L’Inde et/ou la Chine ne peuvent-elles pas dominer le monde?

Tous ces gens sont d’avis que la Chine et l’Inde sont trop affaiblies par des divisions et d’autres problèmes internes pour devenir des puissances qui régissent le monde. Il convient de préciser que les difficultés de ces grandes nations qui montent ont une portée qui va bien au-delà de leurs frontières nationales. Caledonia, une lectrice qui vit à Sydney, s’adresse aux internautes ayant commenté l’article de Peter Hartcher et les met en garde contre le danger qui les guette:

«Si l’économie chinoise s’effondre, vous vous retrouverez au chômage. Et vous pourrez vous estimer heureux si vous décrochez un job pour nettoyer des toilettes!»

Toutes ces remarques reposent sur d’importantes suppositions sur les facteurs qui rendent une nation suffisamment puissante pour imposer ses volontés à tout le monde. Jadis, c’était l’apanage des empires. Ensuite, celui des superpuissances: Etats-Unis et Union soviétique. Et après l’effondrement du bloc soviétique, il est devenu très à la mode de supposer que nous entrions dans une période unipolaire durant laquelle une seule superpuissance, les Etats-Unis, dominerait le monde.

Pas un dominant

Mais avec l’ascension de certains pays –la Chine au premier chef– et la multiplication des problèmes aux Etats-Unis, cette perception n’a pas tardé à changer. Si nous ne vivons ni dans un monde bipolaire avec d’un côté les Etats-Unis et de l’autre l’Union soviétique, ni unipolaire avec Washington régnant en maître du monde, ni multipolaire, dominé par l’influence de l’Amérique, de l’Europe et d’une Asie qui monte en puissance, alors quel monde est en train de naître?

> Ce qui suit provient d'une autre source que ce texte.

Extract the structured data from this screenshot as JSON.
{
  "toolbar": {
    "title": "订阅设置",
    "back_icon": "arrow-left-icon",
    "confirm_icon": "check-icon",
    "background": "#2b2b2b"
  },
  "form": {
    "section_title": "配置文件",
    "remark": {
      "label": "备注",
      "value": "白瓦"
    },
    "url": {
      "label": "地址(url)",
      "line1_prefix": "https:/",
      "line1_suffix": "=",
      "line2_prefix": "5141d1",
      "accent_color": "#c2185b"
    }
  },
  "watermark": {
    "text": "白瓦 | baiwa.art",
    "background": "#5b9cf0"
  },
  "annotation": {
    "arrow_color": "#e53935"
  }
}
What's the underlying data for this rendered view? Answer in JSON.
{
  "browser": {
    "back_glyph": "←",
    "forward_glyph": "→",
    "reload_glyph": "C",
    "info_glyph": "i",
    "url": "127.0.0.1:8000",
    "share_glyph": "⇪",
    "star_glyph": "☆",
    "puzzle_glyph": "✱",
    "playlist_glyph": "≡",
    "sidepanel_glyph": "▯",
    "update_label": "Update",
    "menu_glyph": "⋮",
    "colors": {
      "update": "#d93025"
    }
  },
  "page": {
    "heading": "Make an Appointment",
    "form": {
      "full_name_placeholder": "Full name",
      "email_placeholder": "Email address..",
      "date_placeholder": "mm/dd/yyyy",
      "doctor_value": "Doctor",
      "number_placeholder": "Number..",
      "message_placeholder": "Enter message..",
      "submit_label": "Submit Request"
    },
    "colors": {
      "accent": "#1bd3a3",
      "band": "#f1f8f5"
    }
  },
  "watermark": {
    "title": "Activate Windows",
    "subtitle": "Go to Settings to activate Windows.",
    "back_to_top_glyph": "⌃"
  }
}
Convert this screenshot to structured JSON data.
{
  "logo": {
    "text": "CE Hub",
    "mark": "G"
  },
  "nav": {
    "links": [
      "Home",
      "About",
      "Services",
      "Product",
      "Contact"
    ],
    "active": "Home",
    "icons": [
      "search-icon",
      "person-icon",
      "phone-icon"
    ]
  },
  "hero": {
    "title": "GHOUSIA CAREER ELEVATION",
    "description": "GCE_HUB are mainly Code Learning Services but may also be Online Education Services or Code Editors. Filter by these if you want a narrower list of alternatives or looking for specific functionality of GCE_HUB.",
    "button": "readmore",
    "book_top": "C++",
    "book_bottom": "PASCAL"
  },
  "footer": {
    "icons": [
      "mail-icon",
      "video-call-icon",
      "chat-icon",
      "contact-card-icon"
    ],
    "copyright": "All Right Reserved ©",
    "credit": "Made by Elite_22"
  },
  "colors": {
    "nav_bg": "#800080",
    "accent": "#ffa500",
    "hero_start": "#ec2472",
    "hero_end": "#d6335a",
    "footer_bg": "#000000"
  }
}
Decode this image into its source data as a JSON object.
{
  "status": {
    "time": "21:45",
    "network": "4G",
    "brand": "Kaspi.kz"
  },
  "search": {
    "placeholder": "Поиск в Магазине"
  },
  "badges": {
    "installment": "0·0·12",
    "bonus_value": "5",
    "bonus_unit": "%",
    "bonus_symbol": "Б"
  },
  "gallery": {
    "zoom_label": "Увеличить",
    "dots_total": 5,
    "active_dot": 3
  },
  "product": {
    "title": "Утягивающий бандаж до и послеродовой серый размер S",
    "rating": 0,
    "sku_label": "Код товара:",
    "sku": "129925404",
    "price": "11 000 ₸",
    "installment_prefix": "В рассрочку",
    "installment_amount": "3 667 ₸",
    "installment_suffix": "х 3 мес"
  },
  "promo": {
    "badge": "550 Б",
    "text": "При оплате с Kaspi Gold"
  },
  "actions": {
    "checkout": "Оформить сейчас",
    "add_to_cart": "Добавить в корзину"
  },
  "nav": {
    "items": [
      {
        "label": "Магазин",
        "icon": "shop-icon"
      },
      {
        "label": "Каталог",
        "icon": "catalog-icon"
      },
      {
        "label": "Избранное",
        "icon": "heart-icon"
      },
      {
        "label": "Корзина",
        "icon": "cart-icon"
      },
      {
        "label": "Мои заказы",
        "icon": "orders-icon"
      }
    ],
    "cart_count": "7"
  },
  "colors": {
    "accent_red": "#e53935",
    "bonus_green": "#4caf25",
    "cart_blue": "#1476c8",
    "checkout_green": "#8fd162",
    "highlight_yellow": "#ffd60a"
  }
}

Ces dernières années, les réponses à cette question étaient conditionnées par le décollage économique des pays émergents et la crise financière qui a frappé l’Europe et les Etats-Unis. Mais alors même que les pays émergents subissent un ralentissement économique, qui ne manquera pas d’alimenter les troubles sociaux et politiques, et que l’Europe demeure plongée dans la crise, les points de vue vont encore évoluer. Et plus les paris sur la prochaine superpuissance qui dominera le monde fuseront tous azimuts, plus la réalité se précisera pour aboutir à celle-ci: aucun pays ne sera au-dessus de tous les autres.